The head of the House Judiciary Committee wants to update Arizona's dated and sometimes anachronistic bankruptcy laws.
Nothing in the proposal by Rep. Eddie Farnsworth, R-Gilbert, alters the process that allows individuals to seek protection from creditors. Those are set in federal law.
But that same federal law allows each state to decide what those declaring bankruptcy can keep. And Farnsworth said that list for Arizona is long overdue for an overhaul.
The big problem, he said, is that it is far too specific.
Consider: The Arizona law allows debtors to keep one kitchen table and one dining room table with four chairs each. They can keep additional chairs if there are more than four in the house.
The list of permissible items also includes three living room lamps, one radio alarm clock, one vacuum cleaner and a choice of one television set, radio or stereo.
And the total value of all that cannot exceed $4,000.
HB 2325 would keep that $4,000 limit for household items. But it strikes the specifics of what can be included to give those in bankruptcy some individual choices in deciding what's important to them.
"One person may have a hutch from their great grandmother that they want,'' Farnsworth explained.
"Somebody else may have a clock that's important, or two clocks that are family heirlooms,'' he continued. "This just gives them flexibility within the already established cap on exempted property.''
Another section of existing law gets into other kinds of items that are off-limits to creditors.
Individuals can keep all their musical instruments -- but only up to a fair market value of $200. Farnsworth's legislation would double that figure.
Ditto for an allowance for all engagement and wedding rings, with the new cap on their total value proposed to go to $2,000.

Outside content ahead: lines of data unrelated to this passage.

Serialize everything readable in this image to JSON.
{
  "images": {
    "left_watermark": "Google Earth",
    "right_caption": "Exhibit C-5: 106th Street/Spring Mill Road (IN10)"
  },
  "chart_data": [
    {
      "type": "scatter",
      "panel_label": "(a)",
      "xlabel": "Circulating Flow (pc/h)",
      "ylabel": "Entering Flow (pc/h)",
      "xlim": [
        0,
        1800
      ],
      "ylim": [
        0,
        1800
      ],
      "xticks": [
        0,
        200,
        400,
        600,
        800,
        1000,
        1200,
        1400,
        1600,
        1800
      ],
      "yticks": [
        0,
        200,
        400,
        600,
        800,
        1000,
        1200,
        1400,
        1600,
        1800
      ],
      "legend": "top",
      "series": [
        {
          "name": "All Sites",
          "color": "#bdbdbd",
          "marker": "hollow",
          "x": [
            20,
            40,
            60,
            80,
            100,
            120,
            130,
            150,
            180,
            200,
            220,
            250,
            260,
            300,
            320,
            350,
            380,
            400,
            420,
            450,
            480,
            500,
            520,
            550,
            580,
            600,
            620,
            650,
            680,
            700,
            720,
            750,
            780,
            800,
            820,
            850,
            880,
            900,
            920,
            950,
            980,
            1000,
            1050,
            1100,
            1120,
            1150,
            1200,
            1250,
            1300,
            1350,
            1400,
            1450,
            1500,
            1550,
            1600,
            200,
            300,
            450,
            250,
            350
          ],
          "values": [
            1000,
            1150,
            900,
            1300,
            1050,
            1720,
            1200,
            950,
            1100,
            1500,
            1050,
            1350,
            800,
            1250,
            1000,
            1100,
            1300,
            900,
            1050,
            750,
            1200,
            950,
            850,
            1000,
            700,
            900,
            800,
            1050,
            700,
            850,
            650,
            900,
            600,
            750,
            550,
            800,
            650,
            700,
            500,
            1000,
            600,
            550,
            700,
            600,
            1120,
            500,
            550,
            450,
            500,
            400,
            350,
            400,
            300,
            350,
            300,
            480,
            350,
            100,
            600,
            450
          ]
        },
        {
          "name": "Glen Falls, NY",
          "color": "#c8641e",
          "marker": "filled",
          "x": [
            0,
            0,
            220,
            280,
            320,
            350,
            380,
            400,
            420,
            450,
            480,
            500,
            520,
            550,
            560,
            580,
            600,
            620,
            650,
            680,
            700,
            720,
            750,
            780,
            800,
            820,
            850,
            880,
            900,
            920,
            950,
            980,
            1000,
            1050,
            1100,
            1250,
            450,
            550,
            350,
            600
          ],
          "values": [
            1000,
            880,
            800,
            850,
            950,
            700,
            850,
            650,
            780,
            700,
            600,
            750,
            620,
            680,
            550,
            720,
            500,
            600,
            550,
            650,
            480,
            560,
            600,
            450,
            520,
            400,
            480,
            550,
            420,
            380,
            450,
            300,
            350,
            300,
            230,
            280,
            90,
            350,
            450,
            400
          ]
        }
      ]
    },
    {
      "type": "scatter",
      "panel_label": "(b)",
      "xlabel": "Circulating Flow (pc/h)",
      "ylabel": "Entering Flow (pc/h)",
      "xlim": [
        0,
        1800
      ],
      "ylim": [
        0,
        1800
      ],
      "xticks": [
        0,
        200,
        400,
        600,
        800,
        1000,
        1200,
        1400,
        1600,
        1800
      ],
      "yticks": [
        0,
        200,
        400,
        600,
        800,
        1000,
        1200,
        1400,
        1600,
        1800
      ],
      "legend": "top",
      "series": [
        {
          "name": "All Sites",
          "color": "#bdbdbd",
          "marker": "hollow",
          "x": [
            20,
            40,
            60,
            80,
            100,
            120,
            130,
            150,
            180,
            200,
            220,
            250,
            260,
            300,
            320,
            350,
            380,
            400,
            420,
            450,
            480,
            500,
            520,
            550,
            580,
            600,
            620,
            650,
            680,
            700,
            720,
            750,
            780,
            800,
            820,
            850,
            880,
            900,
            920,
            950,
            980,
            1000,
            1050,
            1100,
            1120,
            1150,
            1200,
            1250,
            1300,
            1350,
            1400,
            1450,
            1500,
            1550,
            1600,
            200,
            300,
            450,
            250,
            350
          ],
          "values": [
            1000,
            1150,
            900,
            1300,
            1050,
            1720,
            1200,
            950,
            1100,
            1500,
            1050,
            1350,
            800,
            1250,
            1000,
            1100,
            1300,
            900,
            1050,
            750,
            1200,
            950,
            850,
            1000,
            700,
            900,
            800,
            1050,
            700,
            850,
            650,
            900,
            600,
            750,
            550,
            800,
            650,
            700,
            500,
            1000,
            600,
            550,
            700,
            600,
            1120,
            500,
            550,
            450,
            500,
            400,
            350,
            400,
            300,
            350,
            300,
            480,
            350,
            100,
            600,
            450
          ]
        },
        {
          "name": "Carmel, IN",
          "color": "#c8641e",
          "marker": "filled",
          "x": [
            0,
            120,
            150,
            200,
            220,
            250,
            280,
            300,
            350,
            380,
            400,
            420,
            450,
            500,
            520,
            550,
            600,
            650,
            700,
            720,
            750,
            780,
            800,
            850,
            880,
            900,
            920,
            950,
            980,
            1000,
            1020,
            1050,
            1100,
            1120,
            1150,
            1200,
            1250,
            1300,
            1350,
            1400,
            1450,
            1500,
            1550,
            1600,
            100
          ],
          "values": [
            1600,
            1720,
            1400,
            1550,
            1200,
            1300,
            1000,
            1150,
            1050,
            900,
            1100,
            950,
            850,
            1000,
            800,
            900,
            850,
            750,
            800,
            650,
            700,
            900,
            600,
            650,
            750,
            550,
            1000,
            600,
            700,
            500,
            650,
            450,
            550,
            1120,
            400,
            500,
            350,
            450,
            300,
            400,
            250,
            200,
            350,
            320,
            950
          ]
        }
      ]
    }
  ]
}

The law even deals with domestic pets, horses, milk cows and poultry. These now can be shielded from bankruptcy if they're worth no more than $500; Farnsworth's legislation moves that figure to $800.
And an individual would be able to have up to $6,000 equity in a motor vehicle, up by $1,000, and $300 in a bank account, double the current limit.
Finally, Farnsworth wants to bring Arizona's law into the 21st century -- or at least the late 20th century.
As the statute now exists, individuals can keep one typewriter, one bicycle, one sewing machine, a family Bible, a lot in any burial ground and one shotgun, rifle or pistol, though there is an aggregate limit on value of $500. HB 2325 would not only update that total figure to $1,000 but add one other thing to that list: a computer.
And that may not be the last word.
Farnsworth acknowledged that there is another piece of technology which has become indispensible for many -- and is a tool they may need to seek and keep a job: a cell phone. He said the legislation could be altered as it goes through the hearing process.
Another update being proposed to the law relates to the idea of being employed.
The law already exempts tools, equipment, instruments and books used in a debtor's business, up to a value of $2,500. Farnsworth not only seeks to double that figure, but he wants that exemption to include something else that might have value: telephone numbers or client contact information.
Not everything in the list of what debtors can keep has a dollar value attached. Someone seeking protection from creditors also can keep a professionally prescribed artificial limb or a wheelchair.